1 9 8 4 – 1 9 8 5 (UK)
25 x 30 minute episodes
Debuting in September 1984, this Saturday tea-time sci-fi from BBC1 was adapted from novels by John Christopher, including The White Mountains and The City of Gold and Lead.
The year is 2089 AD and the human race has been conquered by an alien species known as the ‘Masters’, who have dominated the Earth for around 100 years.
The Masters (from the planet Trion) use huge metallic Tripods – quite clearly borrowed from HG Wells’ The War of the Worlds – to watch over the humans who survived the initial slaughter.
The technological advances of the human race were destroyed so mankind would not be a threat, leaving a pastoral medieval society.
The remaining Earthlings are implanted with mind control devices called “caps” when they reach the age of 16, to curb their spirit and free will.

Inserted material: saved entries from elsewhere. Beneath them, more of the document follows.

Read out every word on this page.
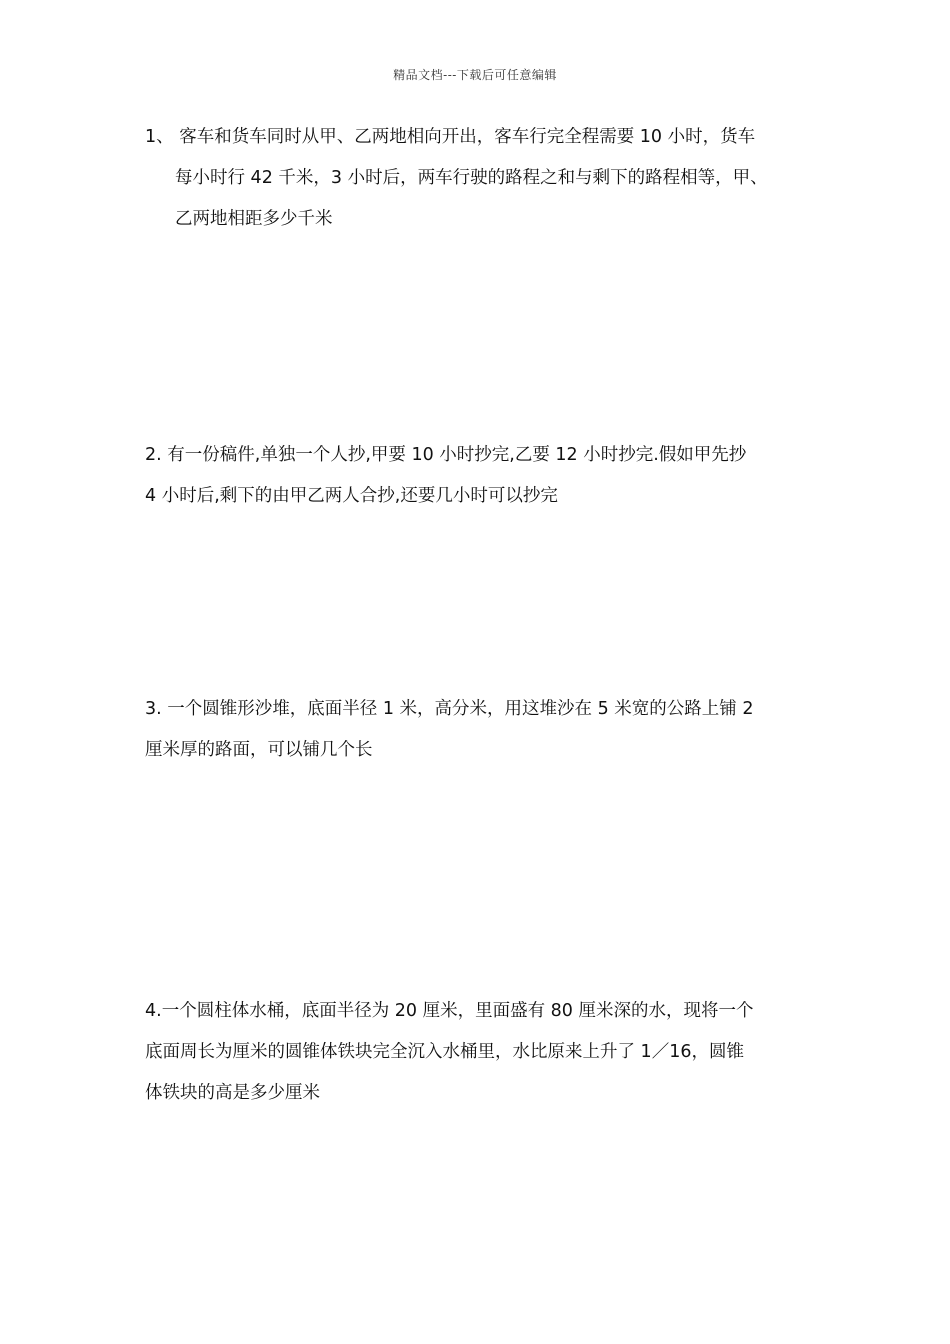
精品文档---下载后可任意编辑
1、 客车和货车同时从甲、乙两地相向开出，客车行完全程需要 10 小时，货车
每小时行 42 千米，3 小时后，两车行驶的路程之和与剩下的路程相等，甲、
乙两地相距多少千米
2. 有一份稿件,单独一个人抄,甲要 10 小时抄完,乙要 12 小时抄完.假如甲先抄
4 小时后,剩下的由甲乙两人合抄,还要几小时可以抄完
3. 一个圆锥形沙堆，底面半径 1 米，高分米，用这堆沙在 5 米宽的公路上铺 2
厘米厚的路面，可以铺几个长
4.一个圆柱体水桶，底面半径为 20 厘米，里面盛有 80 厘米深的水，现将一个
底面周长为厘米的圆锥体铁块完全沉入水桶里，水比原来上升了 1／16，圆锥
体铁块的高是多少厘米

A capping ceremony is held when a human child comes of age – the child is hoisted into one of the Tripods and returns with a metal plate on top of their newly shaven head – and yet another puny Earthling falls under the powers of the Tripods.
Enter our hero, teenager Will Parker (John Shackley). A vagrant by the name of Ozymandias fills Will’s head full of notions of a place where human beings are free to roam and live as they please.
Will decides to run away to join the Free Men in this far away promised land (Switzerland) to escape capping, and his cousin Henry Parker (Jim Baker) decides to tag along for a laugh.
What follows are their adventures – joined by their French companion, Beanpole (Ceri Seel) – while travelling to the White Mountains without getting caught by their giant three-legged laser-firing masters, or the alien-controlled human secret police force – in their PVC shorts (ahem!).
The series was partly intended as a replacement for Doctor Who – it took over the show’s old Saturday afternoon timeslot and format but replaced Doctor Who’s tight budget and outlandishly actor-ish style with a lavish production style and a cast of sexy young unknowns.
Poor ratings and reviews caused the £1 million show to be ignominiously cancelled in mid-run. Unfortunate, since – a handful of duff season one scripts notwithstanding – it was a commendable series with above-average acting and SFX.
TRIVIA – The model of the City of the Masters was the biggest model ever built by the BBC. It took up the entire floor of Elstree Studios (over 1,000 square feet). Bits of it were propped up against a wall in Visual Effects for years. It was made out of lots of bits and pieces, including a large amount of shiny wrapping paper.